Thanks to 2020, much of humanity now knows what it’s like to be on dreadfully boring video conference calls. But anyone who’s caught themselves becoming repeatedly distracted—by say, cats—may soon be in luck with the help of new tech from graphics processing chip manufacturer, NVIDIA. The tech, NVIDIA Maxine, is an AI platform for video conference providers, and it can make it look like you’re paying attention.
Nvidia has unveiled AI face-alignment that means you're always looking at the camera during video calls. Its new Maxine platform uses GANs to reconstruct the unseen parts of your head — just like a deepfake. https://t.co/OQ6kjEaTZX pic.twitter.com/2QrHGrMmGA— James Vincent (@jjvincent) October 5, 2020
The ability to make video conference attendees look like they care is just one amongst many for Maxine. NVIDIA says the cloud-based AI platform gives video-conference providers the ability to offer a bevy of new features. Providers using NVIDIA’s platform, for example, can offer users “gaze correction, super-resolution, noise cancellation, face relighting” and more.
In the video immediately below, NVIDIA shows off the new features service providers could deploy. And while each feature is pretty nifty in its own right—especially autoframing, which makes it look like your camera is following you—it’s that gaze correction/face alignment AI that stands out. At least for people looking for a stand-in.

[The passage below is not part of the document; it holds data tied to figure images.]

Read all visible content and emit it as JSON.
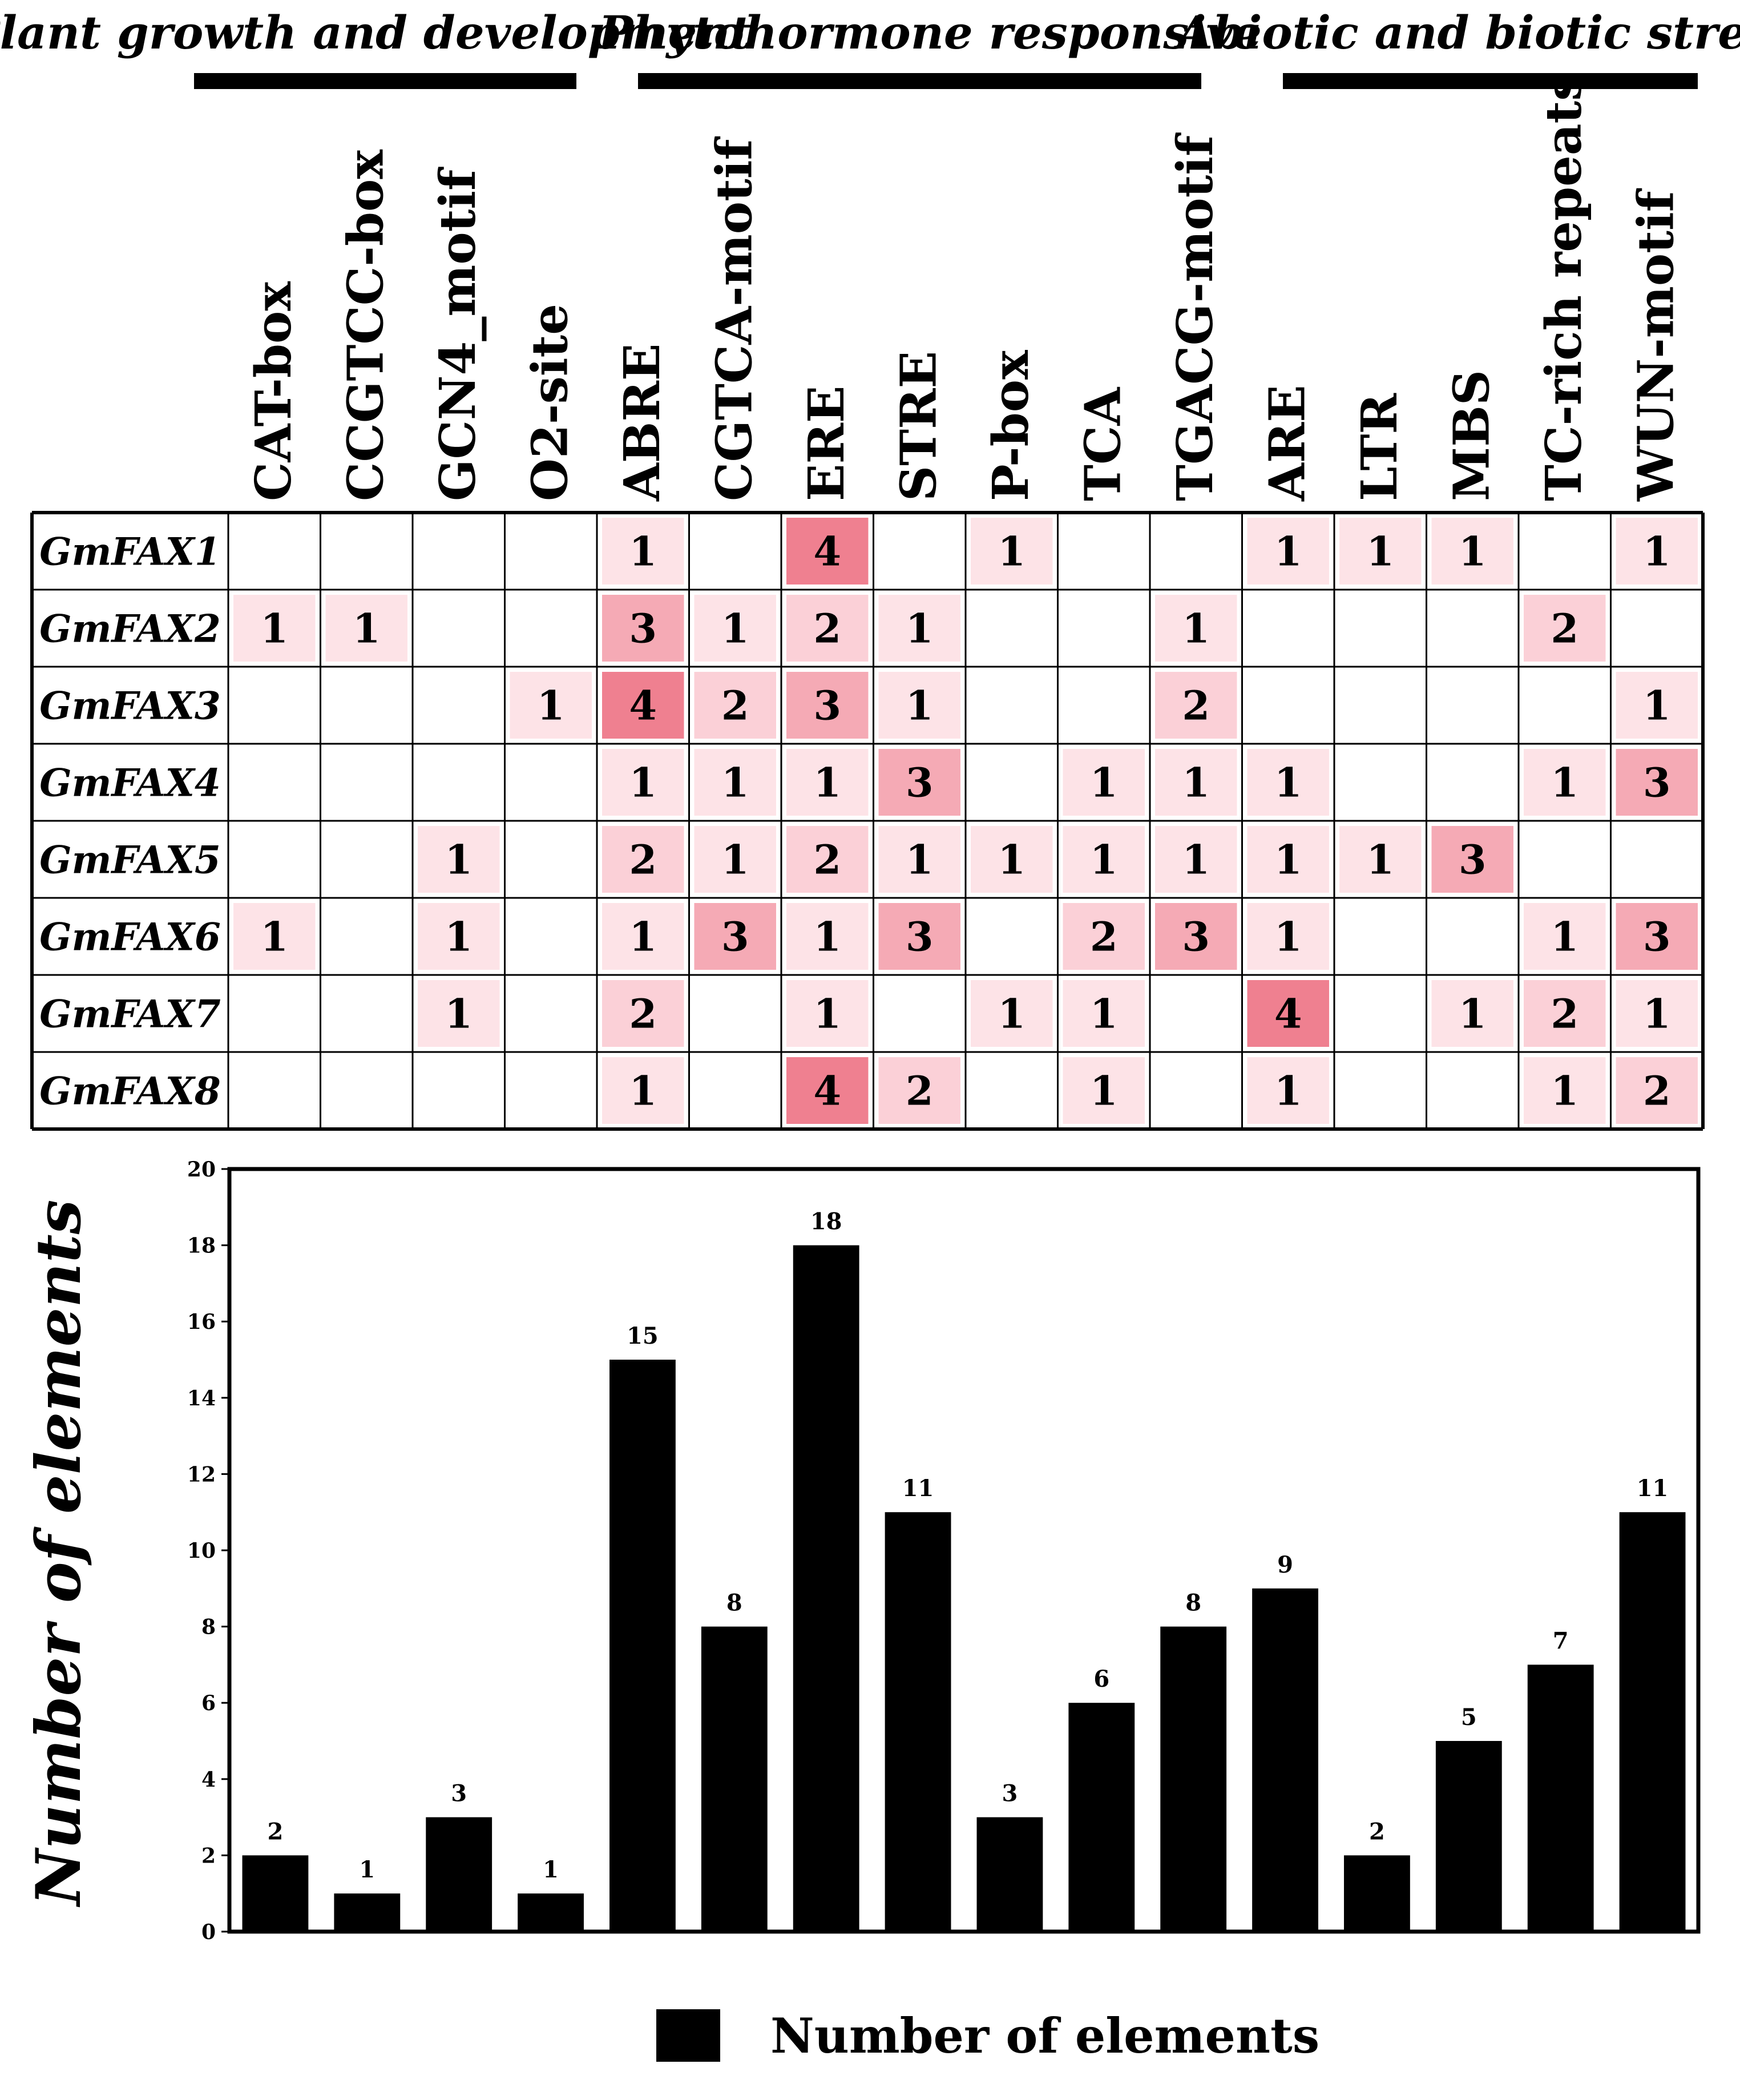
{
  "categories": [
    {
      "label": "Plant growth and development",
      "from": 0,
      "to": 3
    },
    {
      "label": "Phytohormone responsive",
      "from": 4,
      "to": 10
    },
    {
      "label": "Abiotic and biotic stresses",
      "from": 11,
      "to": 15
    }
  ],
  "motifs": [
    "CAT-box",
    "CCGTCC-box",
    "GCN4_motif",
    "O2-site",
    "ABRE",
    "CGTCA-motif",
    "ERE",
    "STRE",
    "P-box",
    "TCA",
    "TGACG-motif",
    "ARE",
    "LTR",
    "MBS",
    "TC-rich repeats",
    "WUN-motif"
  ],
  "genes": [
    "GmFAX1",
    "GmFAX2",
    "GmFAX3",
    "GmFAX4",
    "GmFAX5",
    "GmFAX6",
    "GmFAX7",
    "GmFAX8"
  ],
  "heatmap": [
    [
      0,
      0,
      0,
      0,
      1,
      0,
      4,
      0,
      1,
      0,
      0,
      1,
      1,
      1,
      0,
      1
    ],
    [
      1,
      1,
      0,
      0,
      3,
      1,
      2,
      1,
      0,
      0,
      1,
      0,
      0,
      0,
      2,
      0
    ],
    [
      0,
      0,
      0,
      1,
      4,
      2,
      3,
      1,
      0,
      0,
      2,
      0,
      0,
      0,
      0,
      1
    ],
    [
      0,
      0,
      0,
      0,
      1,
      1,
      1,
      3,
      0,
      1,
      1,
      1,
      0,
      0,
      1,
      3
    ],
    [
      0,
      0,
      1,
      0,
      2,
      1,
      2,
      1,
      1,
      1,
      1,
      1,
      1,
      3,
      0,
      0
    ],
    [
      1,
      0,
      1,
      0,
      1,
      3,
      1,
      3,
      0,
      2,
      3,
      1,
      0,
      0,
      1,
      3
    ],
    [
      0,
      0,
      1,
      0,
      2,
      0,
      1,
      0,
      1,
      1,
      0,
      4,
      0,
      1,
      2,
      1
    ],
    [
      0,
      0,
      0,
      0,
      1,
      0,
      4,
      2,
      0,
      1,
      0,
      1,
      0,
      0,
      1,
      2
    ]
  ],
  "heat_colors": {
    "0": "#ffffff",
    "1": "#fde3e7",
    "2": "#fbd0d7",
    "3": "#f5aab5",
    "4": "#ef8090"
  },
  "chart_data": {
    "type": "bar",
    "categories": [
      "CAT-box",
      "CCGTCC-box",
      "GCN4_motif",
      "O2-site",
      "ABRE",
      "CGTCA-motif",
      "ERE",
      "STRE",
      "P-box",
      "TCA",
      "TGACG-motif",
      "ARE",
      "LTR",
      "MBS",
      "TC-rich repeats",
      "WUN-motif"
    ],
    "values": [
      2,
      1,
      3,
      1,
      15,
      8,
      18,
      11,
      3,
      6,
      8,
      9,
      2,
      5,
      7,
      11
    ],
    "ylabel": "Number of elements",
    "xlabel": "",
    "ylim": [
      0,
      20
    ],
    "yticks": [
      0,
      2,
      4,
      6,
      8,
      10,
      12,
      14,
      16,
      18,
      20
    ],
    "legend": "Number of elements",
    "legend_position": "bottom-center",
    "bar_color": "#000000"
  }
}
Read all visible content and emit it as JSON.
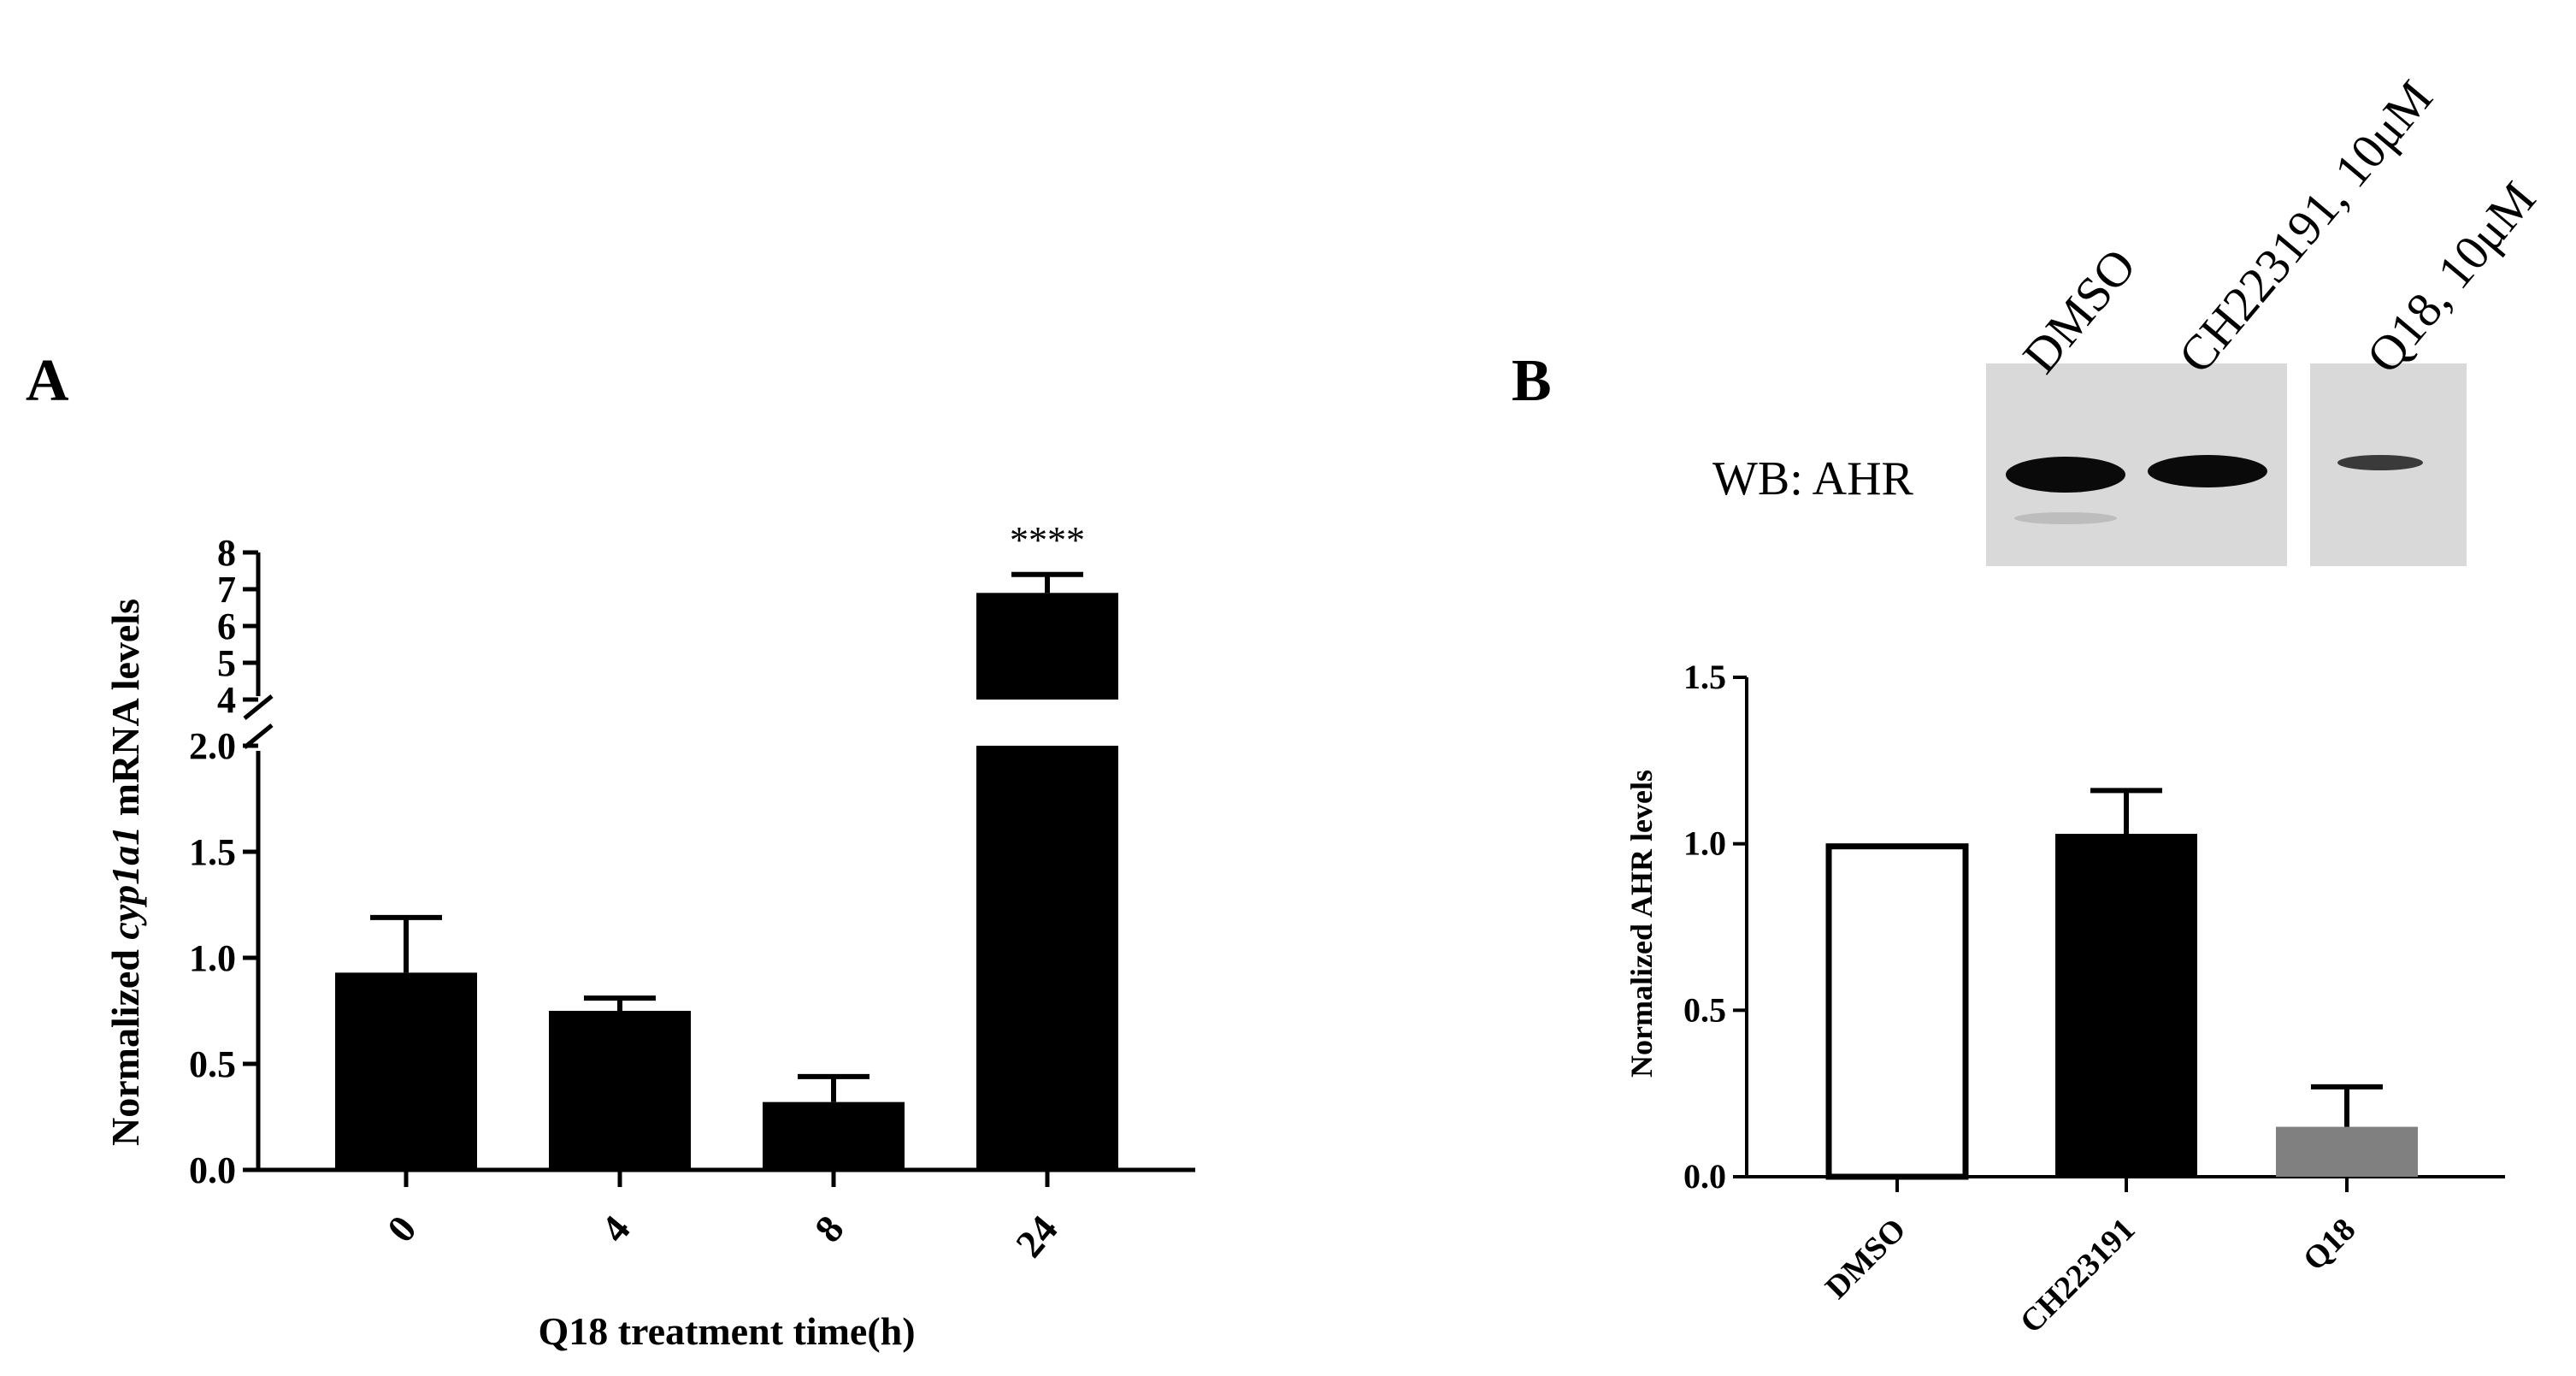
{
  "panels": {
    "a": {
      "label": "A"
    },
    "b": {
      "label": "B"
    }
  },
  "blot": {
    "label": "WB: AHR",
    "lanes": [
      "DMSO",
      "CH223191, 10μM",
      "Q18, 10μM"
    ]
  },
  "colors": {
    "bar_black": "#000000",
    "bar_white": "#ffffff",
    "bar_gray": "#808080",
    "blot_bg": "#d9d9d9"
  },
  "chart_data": [
    {
      "type": "bar",
      "panel": "A",
      "xlabel": "Q18 treatment time(h)",
      "ylabel_parts": [
        "Normalized ",
        "cyp1a1",
        " mRNA levels"
      ],
      "categories": [
        "0",
        "4",
        "8",
        "24"
      ],
      "values": [
        0.93,
        0.75,
        0.32,
        6.9
      ],
      "errors": [
        0.26,
        0.06,
        0.12,
        0.5
      ],
      "axis_break": {
        "lower": [
          0,
          2.0
        ],
        "upper": [
          4,
          8
        ]
      },
      "yticks_lower": [
        "0.0",
        "0.5",
        "1.0",
        "1.5",
        "2.0"
      ],
      "yticks_upper": [
        "4",
        "5",
        "6",
        "7",
        "8"
      ],
      "annotations": [
        {
          "category": "24",
          "text": "****"
        }
      ],
      "colors": [
        "#000000",
        "#000000",
        "#000000",
        "#000000"
      ]
    },
    {
      "type": "bar",
      "panel": "B",
      "xlabel": "",
      "ylabel": "Normalized AHR levels",
      "categories": [
        "DMSO",
        "CH223191",
        "Q18"
      ],
      "values": [
        1.0,
        1.03,
        0.15
      ],
      "errors": [
        0,
        0.13,
        0.12
      ],
      "ylim": [
        0,
        1.5
      ],
      "yticks": [
        "0.0",
        "0.5",
        "1.0",
        "1.5"
      ],
      "colors": [
        "#ffffff",
        "#000000",
        "#808080"
      ]
    }
  ]
}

NVIDIA said in a blog post, which comes via The Verge, that face alignment helps faces “to be automatically adjusted so that people appear to be facing each other during a call,” while gaze correction helps to simulate eye contact. And even though NVIDIA doesn’t say these features are intended to make people seem engaged even when they’re not, there’s no doubt people will use them for that purpose.
The face alignment and gaze correction features utilize machine learning (more specifically, generative adversarial networks or GANs) to function. NIVIDIA has been working on machine learning for facial recognition and reconstruction for some time. Previously, the company showed off its ability to generate perfect head shots of fake celebrities. Which raises the question: “When will I be able to look I’m paying attention and I’m Tom Cruise?”